Mientras meditaba sobre aquello, el coche conducido por el jardinero dobló un recodo de la carretera y dejó ver la enorme y sólida estructura de la abadía de San Ireneo. La bibliotecaria contempló sus viejos muros de piedra, admiró la belleza regular de sus líneas y a continuación consultó su reloj. Le sobraba tiempo para llegar a la estación. Había salido con casi dos horas de antelación, cuando el trayecto hasta allí en automóvil no consumía más de media. La señorita Prim era una firme defensora no ya de la puntualidad, sino y, sobre todo, de la previsión. En honor a la previsión había decidido ir a la estación con dos horas de antelación y para gloria de la previsión, en aquel momento, en aquel justo instante, sin saber por qué y sin saber siquiera cómo, acababa de experimentar un intenso deseo de conocer al viejo monje que habitaba aquellos muros.
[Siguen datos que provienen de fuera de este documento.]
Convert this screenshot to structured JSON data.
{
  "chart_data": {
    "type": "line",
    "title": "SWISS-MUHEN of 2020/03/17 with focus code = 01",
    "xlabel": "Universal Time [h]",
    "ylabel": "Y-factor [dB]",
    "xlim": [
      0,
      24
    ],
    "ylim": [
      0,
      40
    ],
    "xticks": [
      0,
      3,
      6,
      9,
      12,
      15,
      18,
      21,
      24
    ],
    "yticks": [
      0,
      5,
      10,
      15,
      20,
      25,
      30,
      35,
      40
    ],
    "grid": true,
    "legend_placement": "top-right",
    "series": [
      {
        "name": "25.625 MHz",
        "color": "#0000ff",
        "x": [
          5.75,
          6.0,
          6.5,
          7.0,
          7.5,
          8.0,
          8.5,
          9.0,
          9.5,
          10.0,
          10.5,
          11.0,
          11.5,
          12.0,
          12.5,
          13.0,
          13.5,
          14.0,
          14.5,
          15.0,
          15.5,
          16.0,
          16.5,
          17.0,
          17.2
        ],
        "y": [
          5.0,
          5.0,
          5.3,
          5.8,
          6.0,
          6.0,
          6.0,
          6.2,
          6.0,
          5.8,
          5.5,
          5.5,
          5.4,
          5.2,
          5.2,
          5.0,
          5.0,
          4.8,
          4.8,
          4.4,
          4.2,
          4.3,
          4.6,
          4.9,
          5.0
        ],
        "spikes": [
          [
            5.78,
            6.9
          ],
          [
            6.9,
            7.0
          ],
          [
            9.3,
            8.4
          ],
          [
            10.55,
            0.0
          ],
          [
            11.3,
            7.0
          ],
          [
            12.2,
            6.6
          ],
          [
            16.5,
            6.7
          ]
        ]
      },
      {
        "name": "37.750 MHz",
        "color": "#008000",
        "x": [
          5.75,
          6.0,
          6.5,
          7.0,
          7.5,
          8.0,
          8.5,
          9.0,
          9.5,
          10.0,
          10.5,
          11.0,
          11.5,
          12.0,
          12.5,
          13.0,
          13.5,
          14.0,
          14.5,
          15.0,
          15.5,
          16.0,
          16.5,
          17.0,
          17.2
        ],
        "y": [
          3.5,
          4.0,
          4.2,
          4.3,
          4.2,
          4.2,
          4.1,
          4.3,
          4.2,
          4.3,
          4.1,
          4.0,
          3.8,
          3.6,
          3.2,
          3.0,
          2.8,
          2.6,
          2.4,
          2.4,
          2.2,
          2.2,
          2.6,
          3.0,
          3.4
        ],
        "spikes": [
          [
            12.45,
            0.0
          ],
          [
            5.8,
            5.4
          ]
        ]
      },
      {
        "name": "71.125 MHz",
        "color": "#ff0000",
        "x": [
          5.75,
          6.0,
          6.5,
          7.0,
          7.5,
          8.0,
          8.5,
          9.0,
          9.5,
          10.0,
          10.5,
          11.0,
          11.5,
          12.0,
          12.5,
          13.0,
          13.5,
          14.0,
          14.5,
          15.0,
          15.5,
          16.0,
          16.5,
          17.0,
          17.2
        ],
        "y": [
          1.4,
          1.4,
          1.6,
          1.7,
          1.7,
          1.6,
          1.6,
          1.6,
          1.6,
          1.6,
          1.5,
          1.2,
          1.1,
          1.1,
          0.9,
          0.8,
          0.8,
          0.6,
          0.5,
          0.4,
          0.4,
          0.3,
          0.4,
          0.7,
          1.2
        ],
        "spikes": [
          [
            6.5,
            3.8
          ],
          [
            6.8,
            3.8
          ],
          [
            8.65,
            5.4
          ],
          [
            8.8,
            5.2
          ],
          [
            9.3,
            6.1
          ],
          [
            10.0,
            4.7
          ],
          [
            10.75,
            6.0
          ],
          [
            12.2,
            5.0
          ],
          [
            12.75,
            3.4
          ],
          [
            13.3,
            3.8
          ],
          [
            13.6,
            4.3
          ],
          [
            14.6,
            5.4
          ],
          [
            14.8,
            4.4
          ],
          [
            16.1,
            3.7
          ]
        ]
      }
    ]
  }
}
Aquel anciano que durante el largo y frío invierno en San Ireneo de Arnois había cuidadosamente decidido evitar.
—¿Podríamos detenernos un momento en el monasterio? —preguntó al jardinero.
—Naturalmente, señorita. ¿Acaso quiere usted comprar algo de miel?
—No —respondió mirando al hombre a través del espejo retrovisor—. En realidad, me gustaría hablar un momento con el
pater
.
—¿Con el
pater
? —preguntó éste con extrañeza—. ¿Está usted segura?
—Muy segura —dijo ella elevando su barbilla con firmeza—. ¿Podría usted ayudarme?
—No faltaba más —aseguró el jardinero mientras tomaba el desvío que bordeaba los campos de labor y llevaba directamente hasta la puerta de la abadía.
Tras unas gestiones con el monje encargado de la portería, la señorita Prim cruzó la puerta del monasterio y fue conducida a la hospedería, donde le pidieron que esperase unos minutos. Allí contempló las desnudas paredes de la estancia hasta que un joven monje con un delantal de trabajo sobre el hábito la saludó con una sonrisa y la invitó a seguirle hasta la huerta.